Только теперь Бирюкова окончательно поняла, какую шутку с ней проделали.
– Ах ты тварь! – холодным от бешенства голосом сказала Анжела и кинулась на Олесю.
– Вы позволите?
Ася отложила книгу, в которой вот уже двадцать минут не могла сдвинуться с одной строчки, и поднялась навстречу камердинеру.

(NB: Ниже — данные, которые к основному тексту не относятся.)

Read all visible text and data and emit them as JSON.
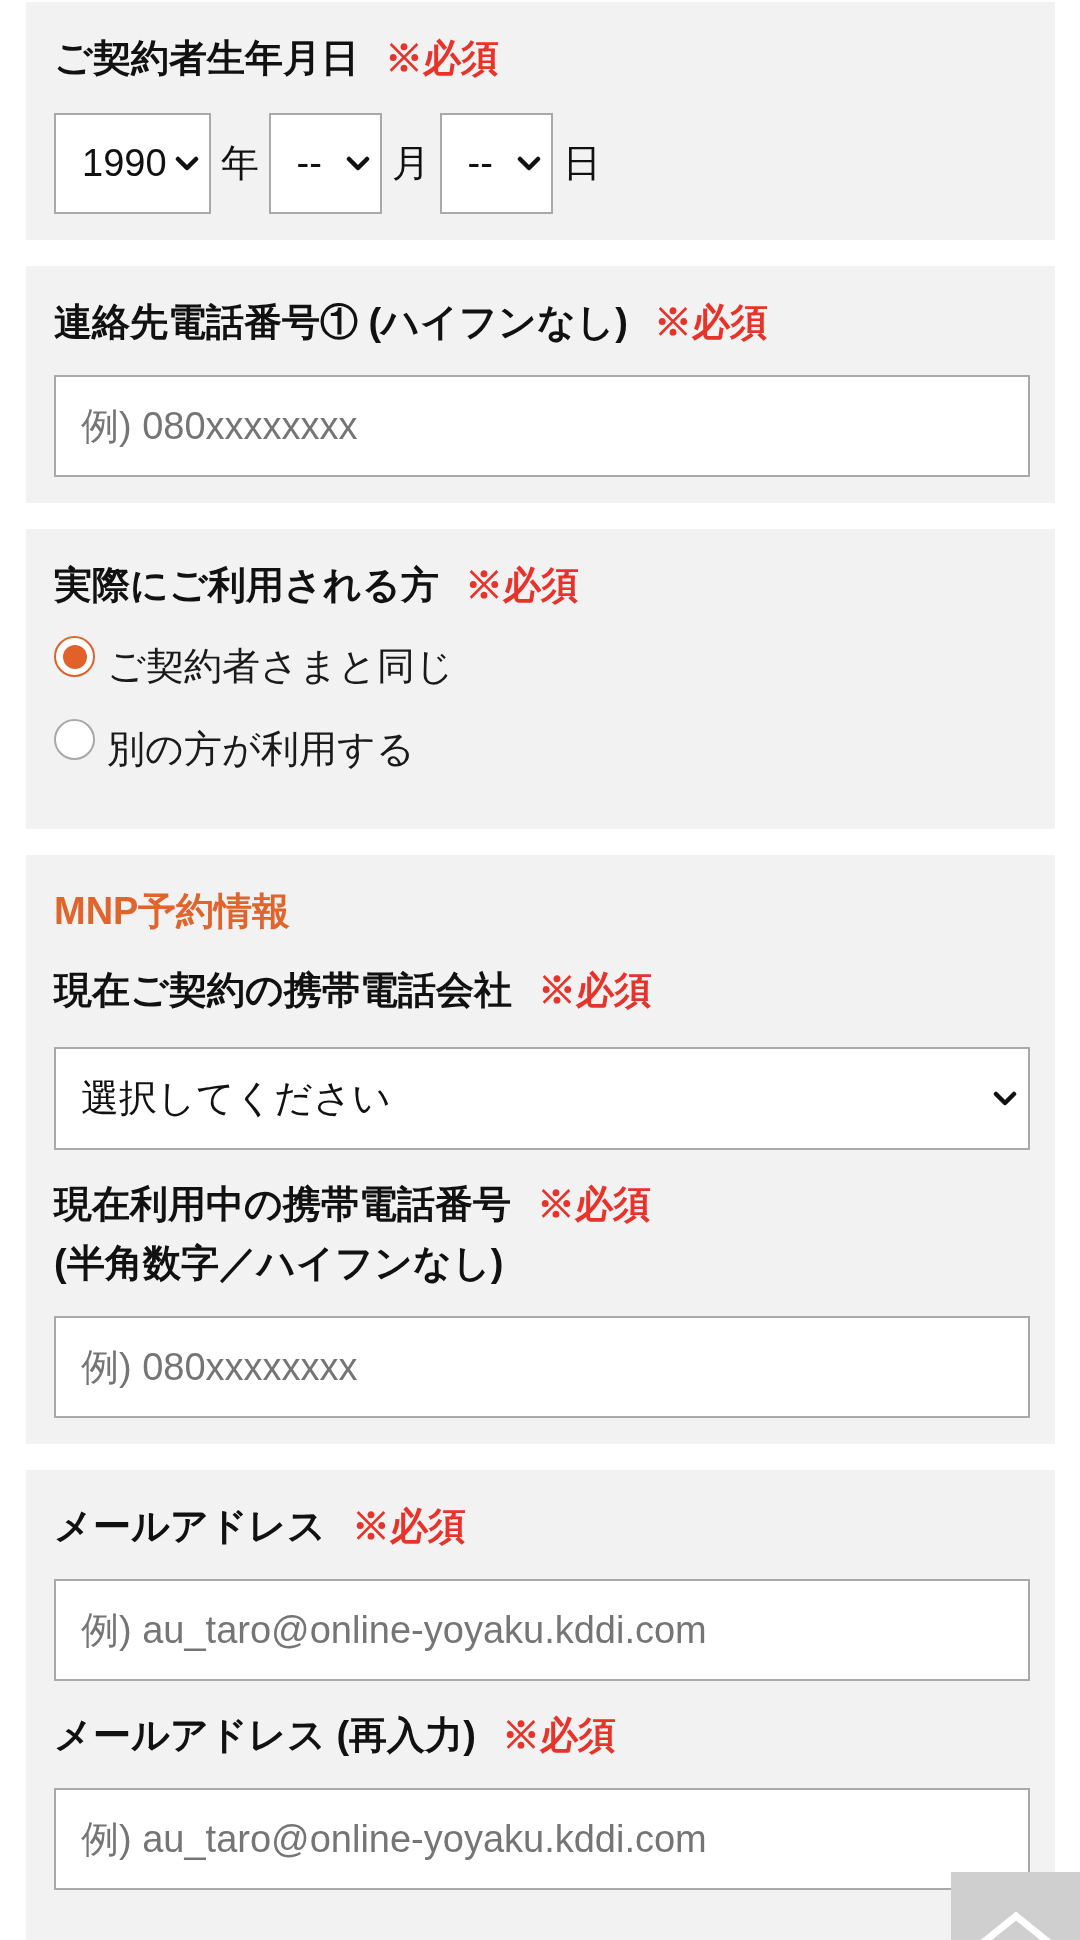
{
  "sections": [
    {
      "fields": [
        {
          "kind": "date",
          "label": "ご契約者生年月日",
          "required": "※必須",
          "selects": [
            {
              "value": "1990",
              "unit": "年"
            },
            {
              "value": "--",
              "unit": "月"
            },
            {
              "value": "--",
              "unit": "日"
            }
          ]
        }
      ]
    },
    {
      "fields": [
        {
          "kind": "text",
          "label": "連絡先電話番号① (ハイフンなし)",
          "required": "※必須",
          "placeholder": "例) 080xxxxxxxx"
        }
      ]
    },
    {
      "fields": [
        {
          "kind": "radio",
          "label": "実際にご利用される方",
          "required": "※必須",
          "options": [
            {
              "label": "ご契約者さまと同じ",
              "selected": true
            },
            {
              "label": "別の方が利用する",
              "selected": false
            }
          ]
        }
      ]
    },
    {
      "heading": "MNP予約情報",
      "fields": [
        {
          "kind": "select",
          "label": "現在ご契約の携帯電話会社",
          "required": "※必須",
          "value": "選択してください"
        },
        {
          "kind": "text",
          "label": "現在利用中の携帯電話番号",
          "required": "※必須",
          "note": "(半角数字／ハイフンなし)",
          "placeholder": "例) 080xxxxxxxx"
        }
      ]
    },
    {
      "fields": [
        {
          "kind": "text",
          "label": "メールアドレス",
          "required": "※必須",
          "placeholder": "例) au_taro@online-yoyaku.kddi.com"
        },
        {
          "kind": "text",
          "label": "メールアドレス (再入力)",
          "required": "※必須",
          "placeholder": "例) au_taro@online-yoyaku.kddi.com"
        }
      ]
    }
  ]
}
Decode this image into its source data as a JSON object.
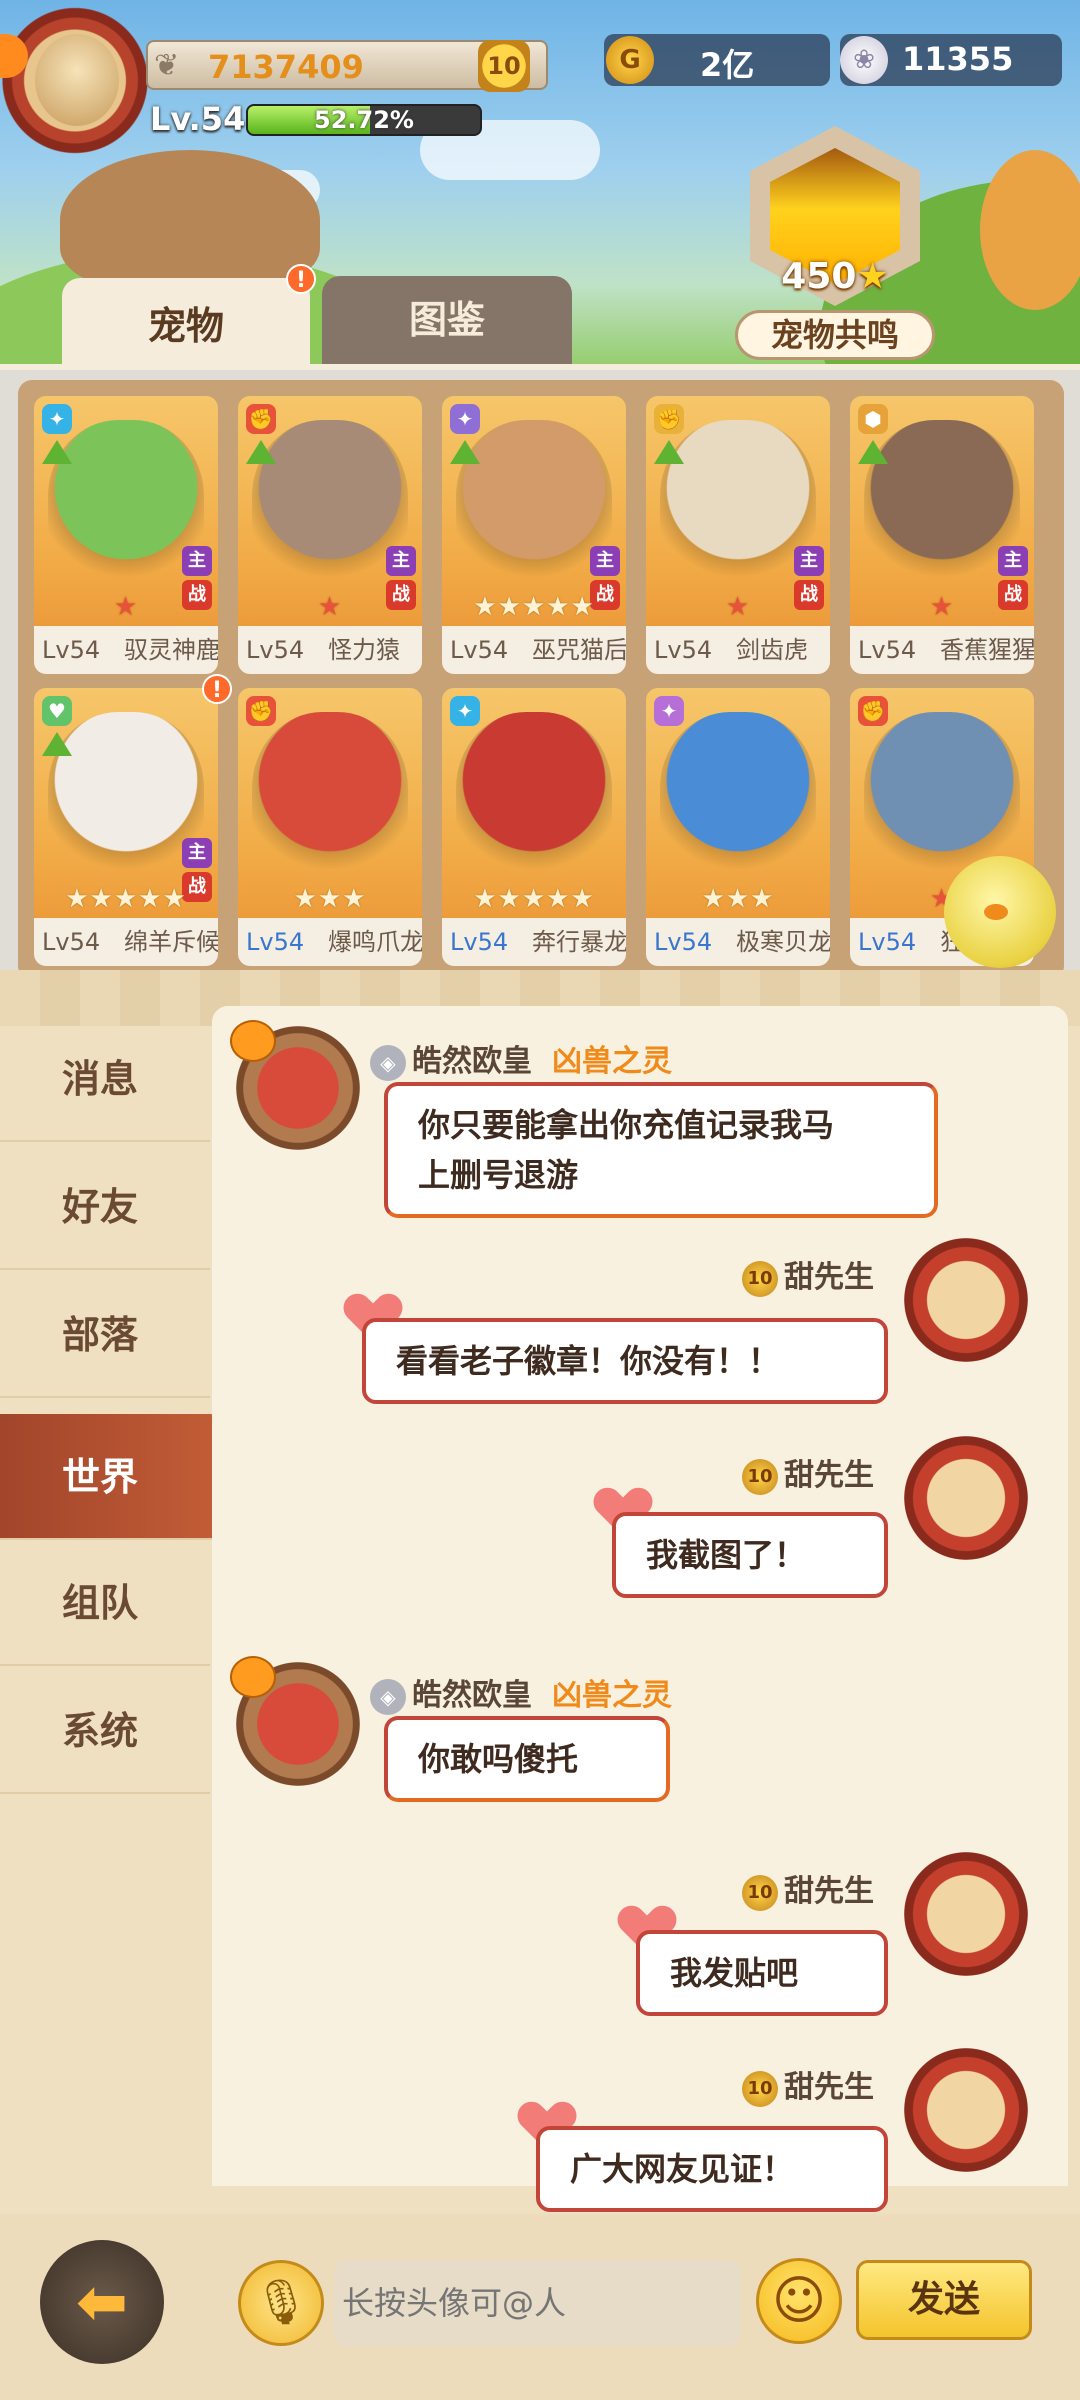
{
  "player": {
    "score": "7137409",
    "vip": "10",
    "level": "Lv.54",
    "exp_percent": "52.72%",
    "exp_fraction": 0.5272
  },
  "resources": {
    "gold": "2亿",
    "gems": "11355"
  },
  "resonance": {
    "value": "450",
    "label": "宠物共鸣"
  },
  "tabs": [
    {
      "label": "宠物",
      "active": true
    },
    {
      "label": "图鉴",
      "active": false
    }
  ],
  "pets": [
    {
      "level": "Lv54",
      "name": "驭灵神鹿",
      "stars": 1,
      "color": "#7cc45a"
    },
    {
      "level": "Lv54",
      "name": "怪力猿",
      "stars": 1,
      "color": "#a78b76"
    },
    {
      "level": "Lv54",
      "name": "巫咒猫后",
      "stars": 5,
      "color": "#d39a6a"
    },
    {
      "level": "Lv54",
      "name": "剑齿虎",
      "stars": 1,
      "color": "#e8d9c1"
    },
    {
      "level": "Lv54",
      "name": "香蕉猩猩",
      "stars": 1,
      "color": "#8b6a55"
    },
    {
      "level": "Lv54",
      "name": "绵羊斥候",
      "stars": 5,
      "color": "#f1ede6"
    },
    {
      "level": "Lv54",
      "name": "爆鸣爪龙",
      "stars": 3,
      "color": "#d84a3a"
    },
    {
      "level": "Lv54",
      "name": "奔行暴龙",
      "stars": 5,
      "color": "#c93a33"
    },
    {
      "level": "Lv54",
      "name": "极寒贝龙",
      "stars": 3,
      "color": "#4a8cd6"
    },
    {
      "level": "Lv54",
      "name": "狂",
      "stars": 1,
      "color": "#6f8fb3"
    }
  ],
  "chat_tabs": [
    "消息",
    "好友",
    "部落",
    "世界",
    "组队",
    "系统"
  ],
  "messages": [
    {
      "side": "left",
      "sender": "皓然欧皇",
      "tag": "凶兽之灵",
      "text1": "你只要能拿出你充值记录我马",
      "text2": "上删号退游"
    },
    {
      "side": "right",
      "sender": "甜先生",
      "text1": "看看老子徽章！你没有！！"
    },
    {
      "side": "right",
      "sender": "甜先生",
      "text1": "我截图了！"
    },
    {
      "side": "left",
      "sender": "皓然欧皇",
      "tag": "凶兽之灵",
      "text1": "你敢吗傻托"
    },
    {
      "side": "right",
      "sender": "甜先生",
      "text1": "我发贴吧"
    },
    {
      "side": "right",
      "sender": "甜先生",
      "text1": "广大网友见证！"
    }
  ],
  "input": {
    "placeholder": "长按头像可@人",
    "send_label": "发送"
  },
  "icons": {
    "back": "back-arrow-icon",
    "mic": "microphone-icon",
    "emoji": "smiley-icon"
  }
}
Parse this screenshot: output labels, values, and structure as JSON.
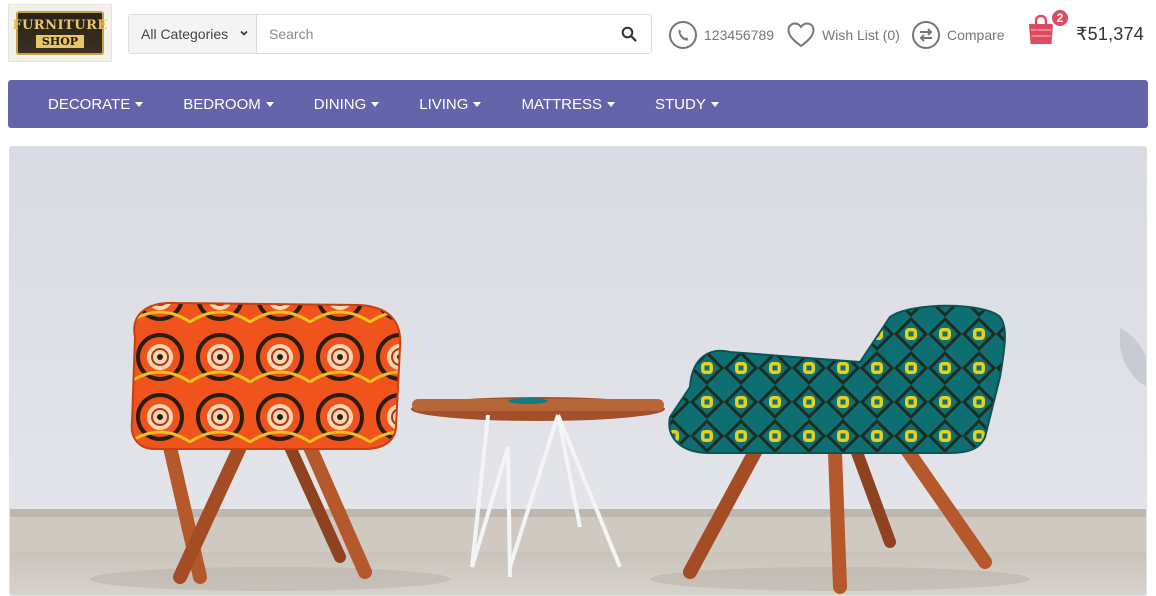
{
  "header": {
    "logo": {
      "line1": "FURNITURE",
      "line2": "SHOP"
    },
    "search": {
      "category_selected": "All Categories",
      "placeholder": "Search",
      "value": ""
    },
    "phone": "123456789",
    "wishlist_label": "Wish List (0)",
    "compare_label": "Compare",
    "cart": {
      "count": "2",
      "total": "₹51,374"
    }
  },
  "nav": {
    "items": [
      {
        "label": "DECORATE"
      },
      {
        "label": "BEDROOM"
      },
      {
        "label": "DINING"
      },
      {
        "label": "LIVING"
      },
      {
        "label": "MATTRESS"
      },
      {
        "label": "STUDY"
      }
    ]
  },
  "hero": {
    "image": "banner-photo-two-patterned-armchairs-with-side-table"
  },
  "colors": {
    "nav_bg": "#6464aa",
    "badge": "#e04a5f",
    "cart_icon": "#e04a5f",
    "text_muted": "#777777"
  },
  "icons": [
    "search-icon",
    "phone-icon",
    "heart-icon",
    "compare-icon",
    "shopping-bag-icon",
    "caret-down-icon"
  ]
}
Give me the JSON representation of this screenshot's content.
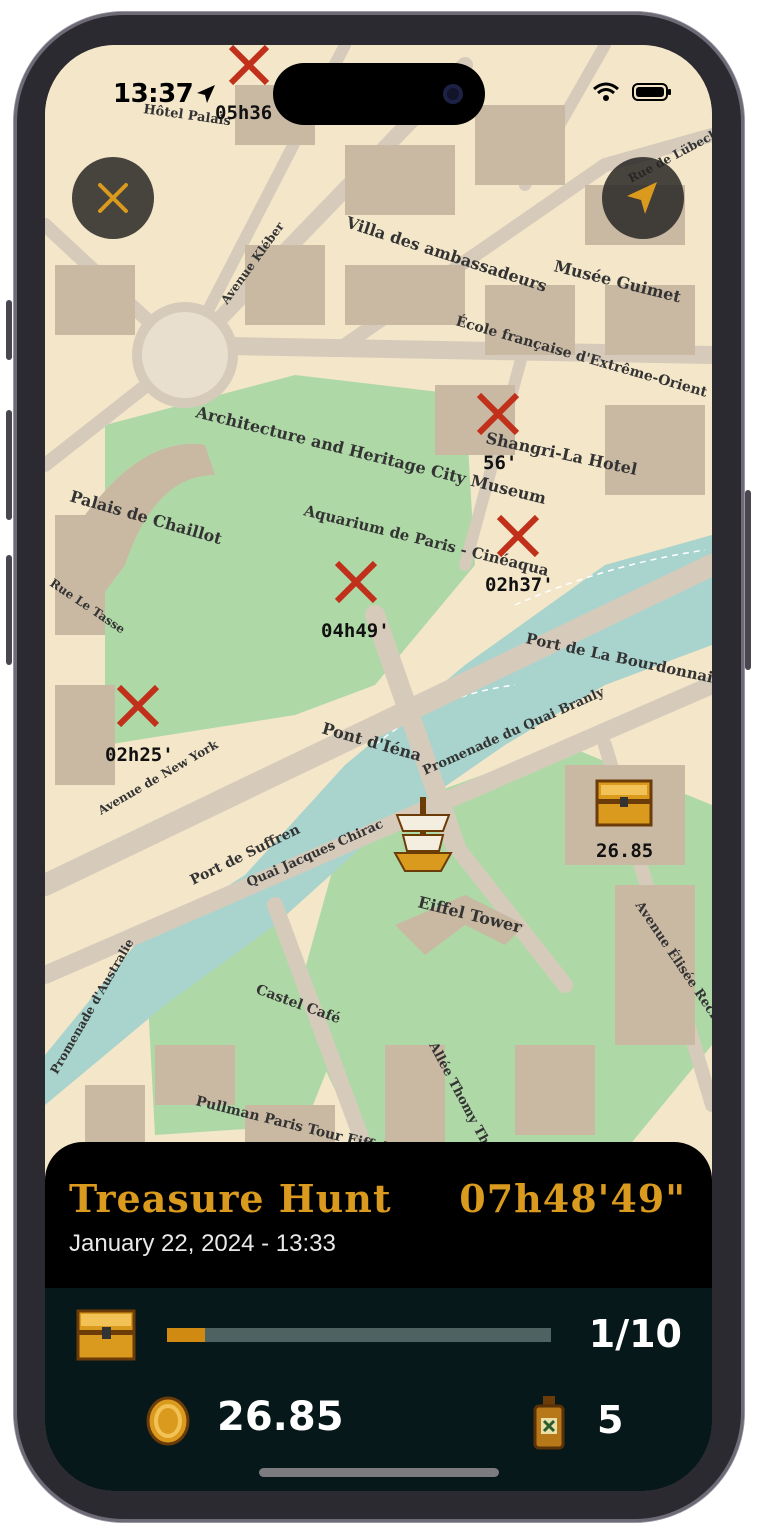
{
  "status_bar": {
    "time": "13:37"
  },
  "map": {
    "places": [
      {
        "name": "Villa des ambassadeurs"
      },
      {
        "name": "Musée Guimet"
      },
      {
        "name": "École française d'Extrême-Orient"
      },
      {
        "name": "Architecture and Heritage City Museum"
      },
      {
        "name": "Shangri-La Hotel"
      },
      {
        "name": "Palais de Chaillot"
      },
      {
        "name": "Aquarium de Paris - Cinéaqua"
      },
      {
        "name": "Port de La Bourdonnais"
      },
      {
        "name": "Pont d'Iéna"
      },
      {
        "name": "Promenade du Quai Branly"
      },
      {
        "name": "Port de Suffren"
      },
      {
        "name": "Quai Jacques Chirac"
      },
      {
        "name": "Eiffel Tower"
      },
      {
        "name": "Castel Café"
      },
      {
        "name": "Promenade d'Australie"
      },
      {
        "name": "Allée Thomy Thierry"
      },
      {
        "name": "Avenue Élisée Reclus"
      },
      {
        "name": "Pullman Paris Tour Eiffel"
      },
      {
        "name": "Avenue de New York"
      },
      {
        "name": "Avenue Kléber"
      },
      {
        "name": "Rue de Lübeck"
      },
      {
        "name": "Rue Le Tasse"
      },
      {
        "name": "Hôtel Palais"
      }
    ],
    "markers": [
      {
        "time": "05h36"
      },
      {
        "time": "56'"
      },
      {
        "time": "02h37'"
      },
      {
        "time": "04h49'"
      },
      {
        "time": "02h25'"
      }
    ],
    "chest_value": "26.85"
  },
  "panel": {
    "title": "Treasure Hunt",
    "timer": "07h48'49\"",
    "date": "January 22, 2024 - 13:33",
    "progress_label": "1/10",
    "progress_fraction": 0.1,
    "coins": "26.85",
    "potions": "5"
  },
  "colors": {
    "accent": "#d99a1e",
    "marker": "#c0301a",
    "water": "#a9d3cd",
    "park": "#afd8a7",
    "land": "#f3e6c9",
    "road": "#d6cbbb",
    "building": "#c9b9a3"
  },
  "icons": {
    "close": "close-icon",
    "locate": "navigation-arrow-icon",
    "chest": "treasure-chest-icon",
    "coin": "gold-coin-icon",
    "potion": "potion-bottle-icon",
    "ship": "pirate-ship-icon"
  }
}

– Гель, который вы просили. Должно помочь.
Иннокентий протянул оранжево-белый тюбик.
– Ой, спасибо! – обрадовалась Ася. Руки зверски чесались, про лодыжки и говорить нечего.
На языке вертелся вопрос, как продвигается расследование, и, подумав, девушка решила, что вполне может проявить интерес. В ее положении любопытство – это естественно.
– Скоро все закончится, – обтекаемо сообщил Кеша. – Вы уже хотите покинуть нас? Богдан Атанасович расстроится. Но вы ведь помните, что он ни в коем случае не удерживает вас здесь, правда?